Por este motivo, para que as OSC consigam desempenhar um papel consistente, urge reforçar a proteção jurídica dos ativistas e garantir a sua independência financeira e política. Além disso, torna-se indispensável uma constante prestação de contas e uma cultura de transparência interna que evite eventuais abusos ou manipulações.

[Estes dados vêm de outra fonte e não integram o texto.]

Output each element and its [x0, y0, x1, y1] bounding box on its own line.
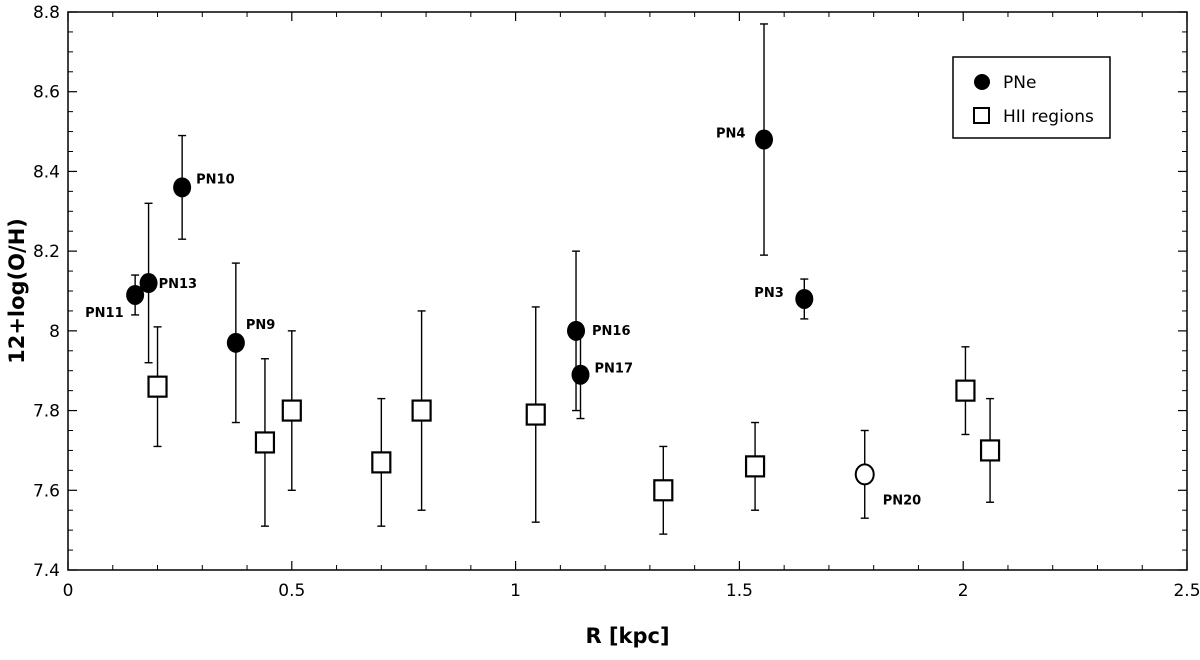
x-tick-label: 0 [63, 581, 74, 601]
point-label-pn20: PN20 [883, 493, 922, 508]
pne-point [173, 177, 192, 198]
hii-region-point [254, 431, 276, 454]
hii-region-point [744, 455, 766, 478]
error-bars [131, 23, 995, 535]
legend: PNe HII regions [952, 56, 1111, 139]
legend-marker-hii [973, 107, 990, 124]
hii-region-point [281, 399, 302, 422]
y-tick-label: 8.2 [33, 242, 60, 262]
hii-region-point [371, 451, 392, 474]
point-label-pn13: PN13 [159, 277, 198, 292]
legend-marker-pne [974, 74, 990, 90]
pne-point [139, 273, 158, 294]
y-tick-label: 7.6 [33, 481, 60, 501]
hii-region-point [411, 399, 432, 422]
x-axis-title: R [kpc] [585, 624, 669, 648]
legend-box [952, 56, 1111, 139]
legend-label-hii: HII regions [1003, 107, 1094, 127]
hii-region-point [979, 439, 1001, 462]
pne-point [126, 284, 145, 305]
hii-region-point [525, 403, 546, 426]
legend-label-pne: PNe [1003, 73, 1036, 93]
y-tick-label: 8.6 [33, 83, 60, 103]
x-tick-label: 0.5 [278, 581, 305, 601]
x-tick-label: 1 [510, 581, 521, 601]
y-tick-label: 8.8 [33, 3, 60, 23]
point-label-pn11: PN11 [85, 306, 124, 321]
axis-ticks: 0 0.5 1 1.5 2 2.5 7.4 7.6 7.8 8 8.2 8.4 8.6 8.8 [33, 3, 1200, 601]
point-label-pn17: PN17 [595, 362, 634, 377]
point-label-pn10: PN10 [196, 172, 235, 187]
y-axis-title: 12+log(O/H) [5, 218, 29, 364]
pne-point [567, 320, 586, 341]
y-tick-label: 8.4 [33, 162, 60, 182]
data-markers [126, 129, 1001, 502]
plot-frame [67, 11, 1188, 571]
y-tick-label: 7.8 [33, 402, 60, 422]
pne-point [755, 129, 774, 150]
x-tick-label: 2.5 [1173, 581, 1200, 601]
pne-point [795, 288, 814, 309]
point-label-pn16: PN16 [592, 324, 631, 339]
x-tick-label: 2 [958, 581, 969, 601]
x-tick-label: 1.5 [726, 581, 753, 601]
hii-region-point [955, 379, 976, 402]
point-labels: PN11 PN13 PN10 PN9 PN16 PN17 PN4 PN3 PN20 [85, 127, 921, 509]
open-circle-point [854, 463, 875, 486]
point-label-pn3: PN3 [754, 286, 783, 301]
pne-point [226, 332, 245, 353]
hii-region-point [653, 479, 674, 502]
pne-point [571, 364, 590, 385]
point-label-pn4: PN4 [716, 127, 745, 142]
y-tick-label: 7.4 [33, 561, 60, 581]
hii-region-point [147, 375, 168, 398]
y-tick-label: 8 [49, 322, 60, 342]
point-label-pn9: PN9 [246, 318, 275, 333]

Os média como vigilantes e promotores da transparência
Um dos pilares fundamentais da democracia e do combate à corrupção é a existência de uma comunicação social livre, plural e independente. Tal inclui não apenas os meios tradicionais – imprensa escrita, rádio, televisão –, mas também as plataformas digitais e redes sociais que dão voz direta aos cidadãos. De acordo com diversos estudos empíricos, há uma correlação clara entre liberdade de imprensa e menores índices de corrupção.[2] Quando os jornalistas têm acesso a informação relevante e podem investigar sem constrangimentos, conseguem denunciar publicamente casos de desvio de verbas, tráfico de influências e outros abusos de poder, estimulando as autoridades competentes a agir.

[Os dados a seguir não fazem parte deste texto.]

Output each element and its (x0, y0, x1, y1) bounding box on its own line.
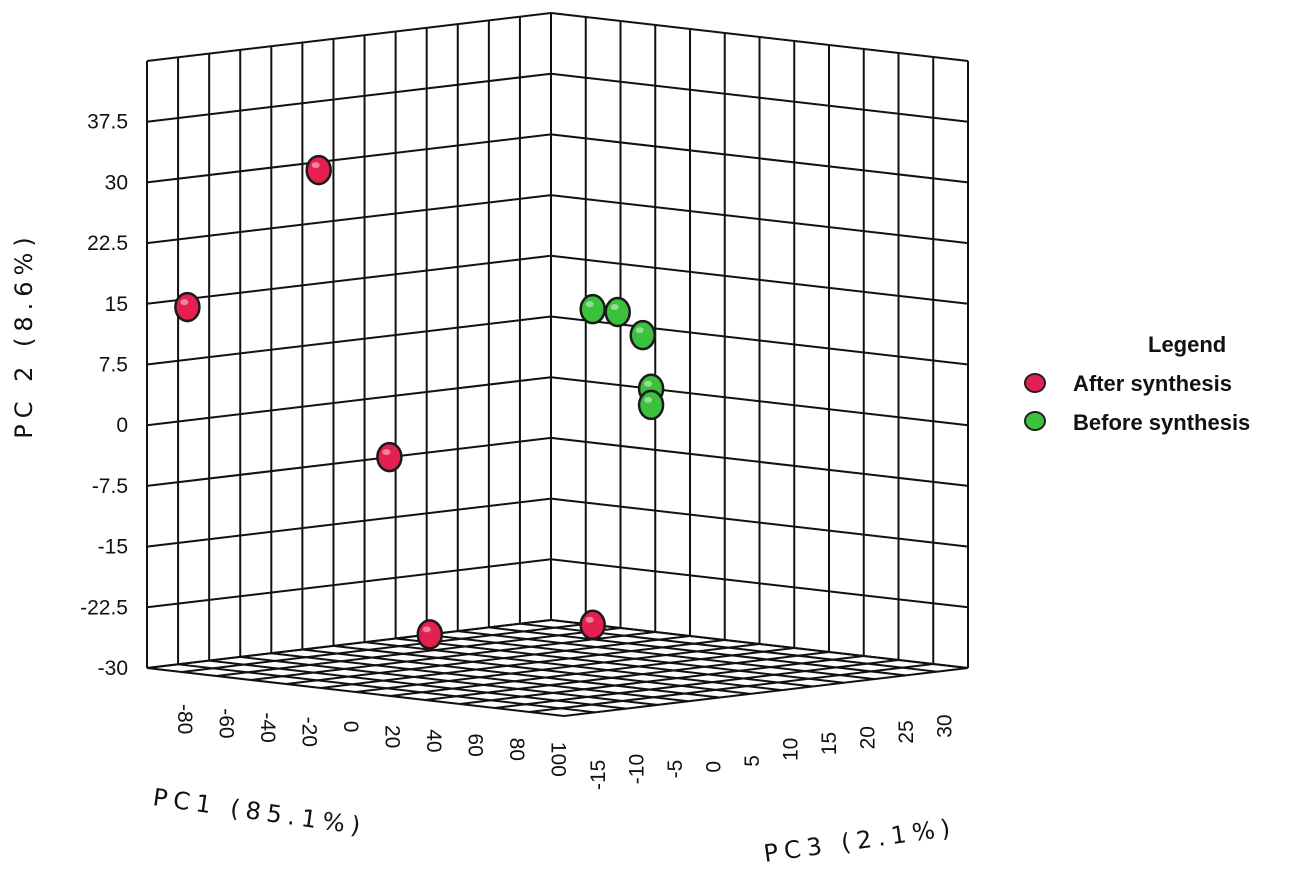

Nesse sentido, o jornalismo de investigação desempenha um papel vital: ao expor processos obscuros e lançar luz sobre a opacidade dos negócios públicos e privados, ativa a pressão social e reforça os mecanismos de responsabilização. Exemplos como os «Panama Papers», investigação levada a cabo por um consórcio internacional de jornalistas, ilustram a capacidade dos média em articular esforços globais para expor esquemas financeiros ilícitos que podem envolver altas figuras políticas e económicas.
A capacidade dos média para desempenhar esta função depende, contudo, de duas condições principais: 1) a existência de garantias de liberdade de expressão e de proteção legal dos jornalistas, incluindo proteção das suas fontes, e 2) a inexistência de interferências excessivas por parte do Estado ou de atores económicos poderosos na linha editorial dos órgãos de comunicação. Nalguns contextos, os repórteres sofrem intimidações, censura e, em casos extremos, chegam mesmo a ser assassinados devido às suas investigações. Em tais circunstâncias, torna-se impossível manter uma imprensa livre e independente.
As plataformas digitais e as redes sociais representam, por seu turno, um fenómeno renovador. Se, por um lado, se tornam em espaços acessíveis, permitindo uma participação cidadã mais alargada e descentralizada, por outro, abrem porta à difusão rápida de desinformação. Esta circulação de conteúdos falaciosos pode destruir reputações, criando acusações infundadas sobre corrupção, ou desacreditar jornalistas sérios que investigam casos reais. O combate a estes abusos requer maior literacia digital, mecanismos de verificação de factos e um compromisso ético por parte dos fornecedores de serviços online.
O equilíbrio entre participação cívica e instrumentalização política
É inegável que o envolvimento ativo dos cidadãos, das OSC e dos média fortalece os alicerces democráticos e constitui uma linha de defesa crucial contra a corrupção. No entanto, importa ressalvar que esta mobilização pode igualmente ser instrumentalizada por líderes populistas ou atores políticos que se apropriam do discurso anticorrupção para atingir fins particulares, usando-o como arma de arremesso contra adversários, sem instaurar reformas estruturais que efetivamente combatam o fenómeno da corrupção.
Assim, a participação da sociedade civil requer uma análise contínua do contexto político e social, de modo a evitar a cooptação de causas legítimas em estratégias de poder. A atuação ética e transparente tanto das OSC quanto dos meios de comunicação social reforça-lhes a credibilidade e a legitimidade, reduzindo a possibilidade de serem manipulados por interesses partidários.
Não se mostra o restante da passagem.